Die Entstehung einer Biografie
Das Leben erzählen
Der Historiker Bernhard Kuschey hat eine Biografie über Ernst und Hilde Federn verfasst. Die biografischen Studie beschäftigt sich aber nicht nur mit außergewöhnlichen Lebensläufen, sondern auch mit der Frage, wie eine authentische Biografie entsteht.
8. April 2017, 21:58
Hilde Federn war Kinderpädagogin, Ernst Federn überlebte die Konzentrationslager Dachau und Buchenwald und arbeitete nach 1945 in den USA als Psychoanalytiker und Sozialpsychologe. Er gilt als einer der Gründer der psychoanalytischen Sozialarbeit.
Die Doppelbiografie über die Federns umfasst zwei Bände und ist fast 1100 Seiten stark. Sie spannt einen Bogen vom linksintellektuellen Milieu im Wien der Zwischenkriegszeit über die politischen Auseinandersetzungen der 30er Jahre, die Verhaftung Ernst Federns durch die Gestapo aus politischen Gründen, das Überleben in den Konzentrationslagern Buchenwald und Dachau bis hin zur Rückkehr in die zivile Welt des Nachkriegs.
Wie erzählen Menschen ihre Geschichte?
Doch nicht nur diese zweifellos außergewöhnliche Lebensgeschichte ist von Interesse, sondern auch die Fragen, die der Autor an Hand dieser Biografie abhandelt: wie erzählen Menschen ihre Geschichte? Was kann man bei solchen Erzählungen erfahren, was nicht?
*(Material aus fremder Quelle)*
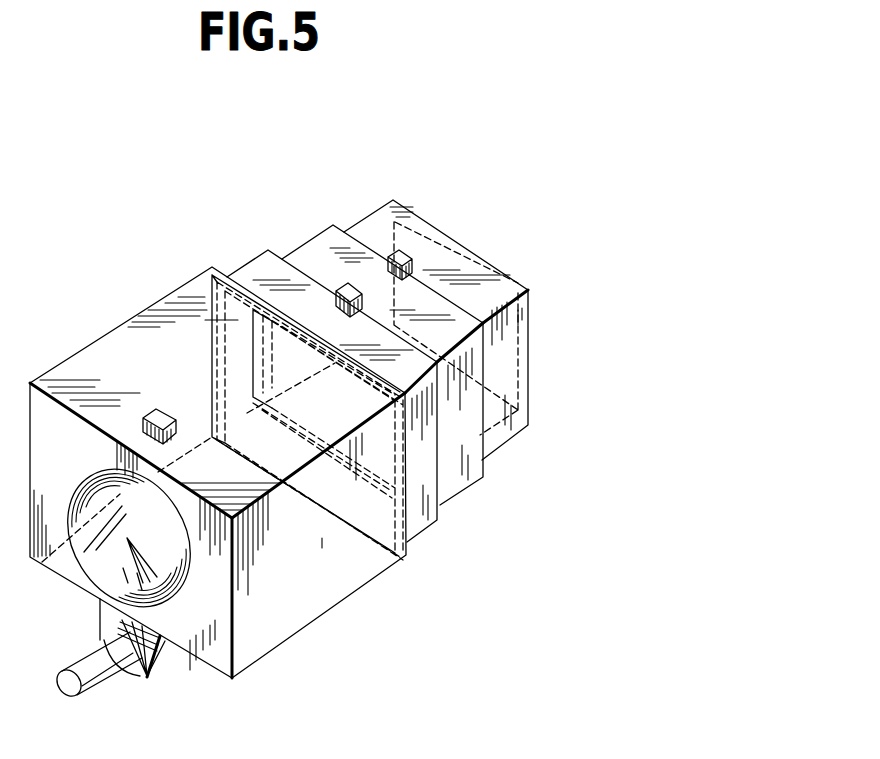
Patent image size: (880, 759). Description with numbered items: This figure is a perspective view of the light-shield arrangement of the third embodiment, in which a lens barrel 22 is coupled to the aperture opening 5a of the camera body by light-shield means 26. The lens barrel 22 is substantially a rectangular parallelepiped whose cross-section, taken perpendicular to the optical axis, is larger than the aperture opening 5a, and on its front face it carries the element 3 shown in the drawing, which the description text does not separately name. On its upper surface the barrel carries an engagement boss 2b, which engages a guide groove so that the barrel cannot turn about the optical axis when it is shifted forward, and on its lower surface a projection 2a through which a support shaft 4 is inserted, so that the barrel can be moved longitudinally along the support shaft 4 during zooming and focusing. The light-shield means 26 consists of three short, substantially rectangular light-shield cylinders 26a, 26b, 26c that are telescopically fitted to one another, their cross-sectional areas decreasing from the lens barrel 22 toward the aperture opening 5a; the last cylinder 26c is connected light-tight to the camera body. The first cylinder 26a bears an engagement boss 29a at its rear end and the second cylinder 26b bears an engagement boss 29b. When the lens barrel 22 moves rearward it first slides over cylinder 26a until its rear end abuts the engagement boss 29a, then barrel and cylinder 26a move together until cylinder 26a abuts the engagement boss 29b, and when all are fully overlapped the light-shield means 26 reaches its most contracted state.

The lens barrel 22 is at (347, 565).
The lens 3 is at (97, 557).
The projection 2a is at (143, 668).
The support shaft 4 is at (95, 670).
The engagement boss 2b is at (160, 407).
The light-shield means 26 is at (320, 162).
The light-shield cylinder 26a is at (257, 270).
The light-shield cylinder 26b is at (322, 243).
The light-shield cylinder 26c is at (370, 227).
The engagement boss 29a is at (338, 289).
The engagement boss 29b is at (398, 253).
The aperture opening 5a is at (522, 360).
Und: wie geht man als Historiker mit solchen Erzählungen und den eigenen Gefühlen dabei um?
Subjektive Geschichte
In den 70er Jahren wurde in der Geschichtsschreibung der Widerstand gegen den Nationalsozialismus breit entdeckt, und für viele Angehörigen der 68er Generation schien diese Geschichte interessanter zu sein als die Geschichte der Opfer.
Für diese Kinder der Wehrmachtsgeneration waren die Widerstandskämpfer so etwas wie die "besseren Väter", mit denen man sich identifizieren konnte. Kuschey problematisiert solche bewusst-unbewussten Motive hinter den Forschungsinteressen.
Für einen guten Historiker sei es wichtig, diese Identifikationen zu durchschauen, um wissenschaftlich arbeiten zu können. Wobei auch die gegenteilige Falle vermieden werden sollte, nämlich die Fixierung der Überlebenden in ihrem Status als bloße Opfer.
Nähe und Distanz
15 Jahre hat die Beschäftigung des Autors mit den Biografien von Ernst und Hilde Federn gedauert. Kuschey spricht von einem "Arbeitsbündnis" zwischen den Beteiligten. Das generierte Quellenmaterial stammt in erster Linie aus einem sich über Jahre hinziehenden lebensgeschichtlichen Interview. Die Grundlage für diese Form der Quellenproduktion ist es, eine Beziehung herzustellen, eine Beziehung zwischen dem Interviewer und dem Interviewten.
Der Historiker muss eine Differenz zu den Erzählungen des Interviewten aufbauen, er darf sich nicht völlig damit identifizieren. Die wissenschaftliche Arbeit spielt sich also in einem Beziehungsdreieck ab, dessen Eckpunkte die Erzählung des Interviewten, die Recherche in der vorhandenen Literatur und die Interpretation des Historikers sind.
Supervision als Unterstützung
Bei einer derart intimen Situation wie dem lebensgeschichtlichen Interview kommen dem Wissenschaftler immer wieder seine Gefühle und Affekte dazwischen, und das kann den Gesprächsverlauf und die Ergiebigkeit der Interviews beeinflussen. Es kann zu unbewussten Versuchen kommen, dem Angstbesetzten auszuweichen und dem Interview eine andere Richtung zu geben.
Hier sei es sinnvoll, sich helfen zu lassen, meint Kuschey. Er hat, und das hat etwa der "Fonds zur wissenschaftlichen Forschung" als besondere methodische Innovation hervorgehoben, sich beim biografischen Prozess durch eine Supervision begleiten lassen.
Supervisor war dabei der Psychoanalytiker Josef Shaked. Ein Biograf müsse sich über die emotionalen Begleitumstände der Arbeit klar werden, sagt er, und nur wenn er das tut, könne er die nötige Balance von Nähe und Distanz zum Objekt seiner Beschreibung wahren.
Buch-Tipp
Bernhard Kuschey, "Die Ausnahme des Überlebens - Ernst und Hilde Federn", Psychosozial-Verlag, ISBN 3898061736
Eine Präsentation des Buches findet am Donnerstag, den 26. Februar um 19.00 Uhr in der Städtischen Bücherei Sandleiten im Wiener 16. Bezirk statt.